Mr. Chavez's weapons
Editorial Washington Post
Wednesday, April 7, 2010
RUSSIAN PRIME Minister boasted after returning from a visit to Venezuela on Monday that he had sold President Hugo Chavez another $5 billion in weapons -- a huge sum for a Latin American army. Hours later State Department spokesman P.J. Crowley was asked for a reaction at his public briefing. First answer: "We don't care."
Mr. Crowley went on to say that State didn't see a legitimate need for all that equipment and was concerned that it might "migrate into other parts of the hemisphere." But his initial response was all too indicative of the continued complacency with which the Obama administration regards the political, economic and human rights meltdown underway in a major U.S. oil supplier -- and where it may lead.
The last time we looked in on developments in Venezuela, in January, we pointed out that Mr. Chavez had reacted to the unravelling of his economy and his own shrinking popularity by stepping up repression of the opposition. That continues: In the last couple of weeks the government arrested and brought criminal charges against three more leading critics. One is a former state governor and presidential candidate, who said in an interview -- correctly -- that Venezuela has become a haven for drug traffickers and terrorists. A second is the owner of the last television network that dares to criticize Mr.
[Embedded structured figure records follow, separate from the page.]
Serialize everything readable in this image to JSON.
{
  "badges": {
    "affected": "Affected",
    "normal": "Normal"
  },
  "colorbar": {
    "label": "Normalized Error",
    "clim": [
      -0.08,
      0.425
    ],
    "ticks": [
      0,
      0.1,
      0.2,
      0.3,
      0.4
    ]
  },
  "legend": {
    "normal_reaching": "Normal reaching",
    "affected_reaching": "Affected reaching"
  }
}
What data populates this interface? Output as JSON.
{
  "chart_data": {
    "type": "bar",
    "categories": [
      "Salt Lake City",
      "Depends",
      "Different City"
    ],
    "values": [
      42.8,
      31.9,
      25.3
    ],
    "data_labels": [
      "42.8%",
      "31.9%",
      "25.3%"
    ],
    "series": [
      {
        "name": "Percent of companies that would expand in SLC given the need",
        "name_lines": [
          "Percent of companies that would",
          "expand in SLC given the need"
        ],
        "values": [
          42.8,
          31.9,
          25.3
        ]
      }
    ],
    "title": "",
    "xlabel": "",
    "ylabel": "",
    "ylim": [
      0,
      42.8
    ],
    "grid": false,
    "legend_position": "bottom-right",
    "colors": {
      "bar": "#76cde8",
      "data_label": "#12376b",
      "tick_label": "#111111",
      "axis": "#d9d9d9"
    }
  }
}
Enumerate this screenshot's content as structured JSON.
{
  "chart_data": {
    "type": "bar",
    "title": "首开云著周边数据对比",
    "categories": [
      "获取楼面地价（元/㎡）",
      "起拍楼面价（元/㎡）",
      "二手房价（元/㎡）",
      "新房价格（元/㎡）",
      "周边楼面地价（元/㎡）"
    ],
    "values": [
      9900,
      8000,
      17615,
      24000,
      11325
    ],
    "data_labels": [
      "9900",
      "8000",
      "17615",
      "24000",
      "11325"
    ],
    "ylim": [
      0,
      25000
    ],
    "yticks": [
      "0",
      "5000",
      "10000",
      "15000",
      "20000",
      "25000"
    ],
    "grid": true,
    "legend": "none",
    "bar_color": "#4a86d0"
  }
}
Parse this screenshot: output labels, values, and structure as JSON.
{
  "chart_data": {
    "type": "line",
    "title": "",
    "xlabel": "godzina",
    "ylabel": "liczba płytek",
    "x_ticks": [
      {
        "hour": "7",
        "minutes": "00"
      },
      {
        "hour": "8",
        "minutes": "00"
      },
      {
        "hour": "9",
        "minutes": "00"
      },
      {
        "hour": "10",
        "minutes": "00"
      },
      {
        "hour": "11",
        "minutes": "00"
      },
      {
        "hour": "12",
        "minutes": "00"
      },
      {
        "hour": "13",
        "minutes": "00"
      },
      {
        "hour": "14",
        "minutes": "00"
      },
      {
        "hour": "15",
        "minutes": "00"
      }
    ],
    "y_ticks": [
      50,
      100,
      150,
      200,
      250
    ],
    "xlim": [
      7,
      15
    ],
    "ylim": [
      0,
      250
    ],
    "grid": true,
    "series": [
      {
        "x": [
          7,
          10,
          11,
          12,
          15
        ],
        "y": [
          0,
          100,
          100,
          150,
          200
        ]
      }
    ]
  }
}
Chavez; the third is a deputy in the National Assembly who had denounced corruption involving members of the president's family.
Mr. Chavez's move against former Gov. Oswaldo Alvarez Paz came after a Spanish judge issued an indictment accusing the government and armed forces of facilitating contacts between Colombia's leftwing FARC terrorists and those of the Basque group ETA, who were allegedly concocting plots to assassinate the Colombian president and other leading politicians. Mr. Paz's "crime" was to talk about this development. The Spanish dossier is one of several demonstrating material support for terrorism by Mr. Chavez, who has made little secret of his preference for the FARC over Colombia's democratic government.
That brings us to the latest round of arms puchases from Russia, which come on top of $4 billion in weapons Mr. Chavez already ordered from Moscow. The arsenal includes T-72 tanks, MI-17 helicopters, and advanced fighter jets -- weapons suitable for the conventional war with which Mr. Chavez has repeatedly threatened Colombia.
The Obama administration's response has been to ignore or soft-pedal most of this. Political arrests are met with perfunctory statements of concern; the extensive evidence of support for terrorism is studiously ignored, lest the United States be compelled to act on its own laws mandating sanctions in such cases. About the flood of Russian weapons, aimed at intimidating one of the closest U.S. allies in Latin America, the administration publicly says, "we don't care." Colombians -- and average Venezuelans -- can only hope such breathtaking nonchalance is justified.